Maryland Guppy, my Petco thankfully has the best aquatics sails manager! I actually haven't seen one dead fish at my Petco, he says he never purchases (or orders) a fish he has never kept or done extensive research on, I consider him a go to guy for free things I will have to say, or discount items.


----------



## dru (Mar 9, 2013)

Petco is stepping up their tissue culture game


----------



## BettaBettas (Aug 21, 2016)

not mine *cries in dark corner of despair* lol


----------



## LifesABichir (Nov 4, 2016)

I found some to. It was the most pathetic smallest plants but I bought them anyway. They melted and I floated them in a net because they were so small. One of my fish knocked the net off into the water and I still can't find them lol.


----------



## Quack (Nov 14, 2016)

I've found utricularia graminifolia there twice. Have also seen a buce. 

Sent from my VS986 using Tapatalk


----------



## MtAnimals (May 17, 2015)

The petco and petsmart here are both awful,though the petsmart isn't as bad.I've walked into the petco on a saturday for instance,and the help will be hanging out bs'ing,and every tank has 2 or 3 dead and dying fish.

I spoke with the person who orders plants at petsmart,they give her a species list,and she has no idea what any of them are.
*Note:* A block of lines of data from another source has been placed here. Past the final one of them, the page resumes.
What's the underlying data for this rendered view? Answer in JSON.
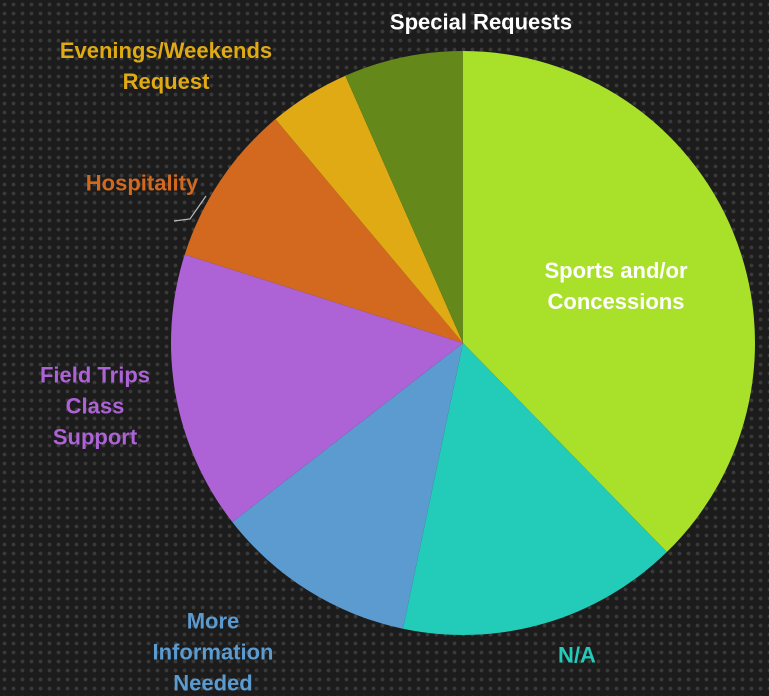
{
  "chart_data": {
    "type": "pie",
    "categories": [
      "Sports and/or\nConcessions",
      "N/A",
      "More\nInformation\nNeeded",
      "Field Trips\nClass\nSupport",
      "Hospitality",
      "Evenings/Weekends\nRequest",
      "Special Requests"
    ],
    "values": [
      37.7,
      15.6,
      11.2,
      15.4,
      9,
      4.5,
      6.6
    ],
    "colors": [
      "#a8e02a",
      "#22ccb8",
      "#5b9bd0",
      "#ad62d6",
      "#d2691e",
      "#e0aa14",
      "#65881a"
    ],
    "label_colors": [
      "#ffffff",
      "#22ccb8",
      "#5b9bd0",
      "#ad62d6",
      "#d2691e",
      "#e0aa14",
      "#ffffff"
    ]
  }
}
That being said,I did get a nice bag of Crypt wendtii there,no melting,thrived in every tank I put it in.I also got a bag of the "telanthera cardinalis" (alternanthera reineckii),and it's done well too.


----------



## FishRFriendz (Dec 21, 2016)

Wow, after looking around, Petco own DrFosterSmith and LiveAquaria, who knows what else...

Man what next, Petsmart owning BRS?


----------



## Veek (Nov 15, 2017)

I just saw one at my local Petco too... thought it was news but apparently it isn't. Didn't buy it because the gel has all melted and the plant was swirling in the goop, and all the other tissue culture plants there were in various stages of decomposition.


----------



## ThatFishThough (Dec 20, 2017)

My PetCo has little things like Riccia and DHG in tissue culture. There's normally a ton of melted Bacopa/Ludwiga/etc, never any that looks semi-ok. They frequently manage to kill the tube plants, too. Immersed section is okay; sometimes it looks nice and organized, other times it's a mess of floating leaves and uprturned plants. Mostly swords and Anarchis. They have those floating Java Moss balls in an actual tank, and Marimos in the "Betta Buddy" cups. Sometimes there's an Anubias somewhere in there, but usually not.

PetSmart doesn't even sell immersed plants, and most of the tube-plants are non-aquatic. They have the best selection of tissue cultures in town though (which isn't saying much.)

I usually go to my LFS and special-order plants/fish. It's not the most well maintained aquarium-wise, but they have the best selection of fish and can order what they don't have. The other day, they had a freshwater Stingray! It was being kept in a 40, was quite large, but was already sold so it didn't have to stay in there long. They get cool things like Pirahnas, freshwater Clams, ADF/ACF, Killifish, brackish Puffers, etc.


----------



## FishRFriendz (Dec 21, 2016)

I visit both chains on a weekly basis. It’s not always bad as a ppl claim. Like any perishable products it depends on when it comes in and when you go to the store. I know what days the stores get their shipments and show up the day after to see what they got. When stuff doesn’t look good I just keep waiting. 


















The Buce green at my Petco looked great a month ago, but I’m sure it doesn’t now. If I really wanted it now I’d have to wait for the next shipment.


----------



## DanPlanted (Jun 15, 2015)

The chain stores typically have the best selection of TC plants of all my local retailers. That is when they get in a shipment, which isn't all that often, and you have to as soon as they get them in otherwise their all half dead.


----------



## mnafisrusly (Jan 4, 2018)

Hi. Mind if i ask something, ive kept few buceps at the substrate level for nearly two years and now im transferring them to a 48 x 24 x 24 (still in progress, need more buceps). Because i want to cover a little on the upper part, will they do okay on a tree scape/dw that's tall, about at 18 inch height? I really want to stick to this plant sp only. Any concern or precaution to do? Bcs honestly i dont exercise any special care of them, i just put them there and after seems dying for two-three months then they are coming back and its been a good year watchinh them so rn im worried altough i know they could feed thru water column, if their roots unable to 'touch' the substrates, will they grow differ? Thanks!

Sent from my SM-J730G using Tapatalk


----------